Variance
Variance is a measure of the dispersion of data points around the mean. This means we are measuring the distance between the mean and the data points. You can visualize it by looking at the image below.
Let's get to calculating the Variance. Here is the formula for that:
σ2 = ∑ (X – μ)2 / N
Here σ2 refers to the variance, X is a value in the data set, μ is the Mean, and N is the count of the values in the data set. ∑ refers to the sum of - all the data values, subtracted by the mean and squared.
You could ask why we square the values.
Earlier, we mentioned that we were measuring the distance in this case. Now, the funny part about distance is that it is always positive. Clearly, you always have data points in the data set that are smaller than the mean. When you subtract the mean from these, you will end up with negative values, which cancel out the values that result from the other data points that are larger than the mean.
Hard to imagine? Here's an example:
Data set: {1, 2, 3, 4, 5, 6, 7}
Mean: 4
Values that you get when you subtract the mean from each data point: {-3, -2, -1, 0, 1, 2, 3}
Sum of these values - ZERO!
Does this mean there is no variance in the data? No!

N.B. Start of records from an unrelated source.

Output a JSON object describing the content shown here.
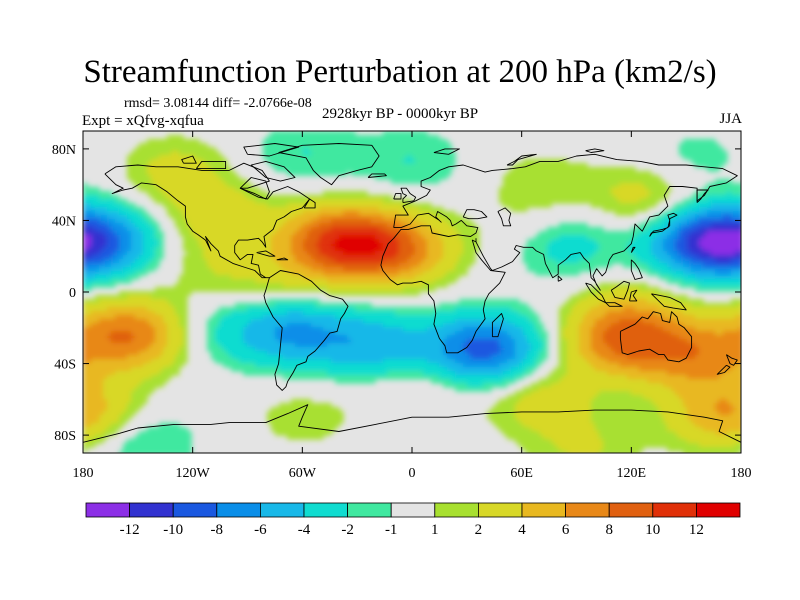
{
  "chart_data": {
    "type": "heatmap",
    "title": "Streamfunction Perturbation at 200 hPa (km2/s)",
    "stats_line": "rmsd= 3.08144  diff= -2.0766e-08",
    "subtitle": "2928kyr BP - 0000kyr BP",
    "experiment": "Expt = xQfvg-xqfua",
    "season": "JJA",
    "x_ticks": [
      {
        "value": -180,
        "label": "180"
      },
      {
        "value": -120,
        "label": "120W"
      },
      {
        "value": -60,
        "label": "60W"
      },
      {
        "value": 0,
        "label": "0"
      },
      {
        "value": 60,
        "label": "60E"
      },
      {
        "value": 120,
        "label": "120E"
      },
      {
        "value": 180,
        "label": "180"
      }
    ],
    "y_ticks": [
      {
        "value": 80,
        "label": "80N"
      },
      {
        "value": 40,
        "label": "40N"
      },
      {
        "value": 0,
        "label": "0"
      },
      {
        "value": -40,
        "label": "40S"
      },
      {
        "value": -80,
        "label": "80S"
      }
    ],
    "xlim": [
      -180,
      180
    ],
    "ylim": [
      -90,
      90
    ],
    "colorbar": {
      "colors": [
        "#8c2fe6",
        "#3232d0",
        "#1a58e0",
        "#0a8ee8",
        "#18b8e8",
        "#10dcd0",
        "#40e8a0",
        "#e4e4e4",
        "#a8e030",
        "#d8d828",
        "#e8b820",
        "#e88818",
        "#e06010",
        "#e03008",
        "#e00000"
      ],
      "labels": [
        "-12",
        "-10",
        "-8",
        "-6",
        "-4",
        "-2",
        "-1",
        "1",
        "2",
        "4",
        "6",
        "8",
        "10",
        "12"
      ]
    },
    "anomaly_centers": [
      {
        "lon": -170,
        "lat": 28,
        "value": -7
      },
      {
        "lon": -155,
        "lat": -24,
        "value": 8
      },
      {
        "lon": -130,
        "lat": 68,
        "value": 2.5
      },
      {
        "lon": -105,
        "lat": 42,
        "value": 3
      },
      {
        "lon": -70,
        "lat": 5,
        "value": 2
      },
      {
        "lon": -40,
        "lat": 28,
        "value": 10
      },
      {
        "lon": -8,
        "lat": 24,
        "value": 7
      },
      {
        "lon": -110,
        "lat": 12,
        "value": 1.5
      },
      {
        "lon": 70,
        "lat": 35,
        "value": 2
      },
      {
        "lon": -60,
        "lat": 78,
        "value": -2
      },
      {
        "lon": 0,
        "lat": 73,
        "value": -2
      },
      {
        "lon": 155,
        "lat": 75,
        "value": -1.5
      },
      {
        "lon": 70,
        "lat": 62,
        "value": 1.5
      },
      {
        "lon": 128,
        "lat": 52,
        "value": 3
      },
      {
        "lon": 82,
        "lat": 28,
        "value": -4
      },
      {
        "lon": 160,
        "lat": 28,
        "value": -10
      },
      {
        "lon": -105,
        "lat": -22,
        "value": -2
      },
      {
        "lon": -65,
        "lat": -22,
        "value": -6
      },
      {
        "lon": -20,
        "lat": -30,
        "value": -5
      },
      {
        "lon": 40,
        "lat": -32,
        "value": -9
      },
      {
        "lon": 0,
        "lat": -55,
        "value": 1.5
      },
      {
        "lon": -165,
        "lat": -70,
        "value": 2
      },
      {
        "lon": -60,
        "lat": -70,
        "value": 1.5
      },
      {
        "lon": 70,
        "lat": -60,
        "value": 3
      },
      {
        "lon": 115,
        "lat": -28,
        "value": 7
      },
      {
        "lon": 155,
        "lat": -35,
        "value": 6
      },
      {
        "lon": 120,
        "lat": -12,
        "value": 3
      },
      {
        "lon": 170,
        "lat": -68,
        "value": 5
      },
      {
        "lon": -150,
        "lat": -82,
        "value": -3
      },
      {
        "lon": 95,
        "lat": -88,
        "value": 2
      }
    ]
  }
}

You get the point.
To prevent this from happening, these values are squared before being summed.
Squares of values from the example: { (-3)^2, ...} when calculated {9, 4, 1, 0, 1, 4, 9}.
The squaring up also amplifies the variance leading to an increase in variance for data sets with values that are farther from the mean.
Let's finish the calculation for our example here. The sum of squares comes to 28, which when divided by N, the count of data points, that is 7, gives us a variance of 4 (28 / 7).
In conclusion, this is the variance for the population, but the calculation for a sample is quite similar. Although the variances for population and sample could vary (no pun intended) and we are not going into that here.
P.S: There is a common practice of using a denominator of n-1 (count of sample data points minus one) when calculating variance for a sample. This leads to a less biased result. We will not be going into this area in this book, but feel free to research on this if curious.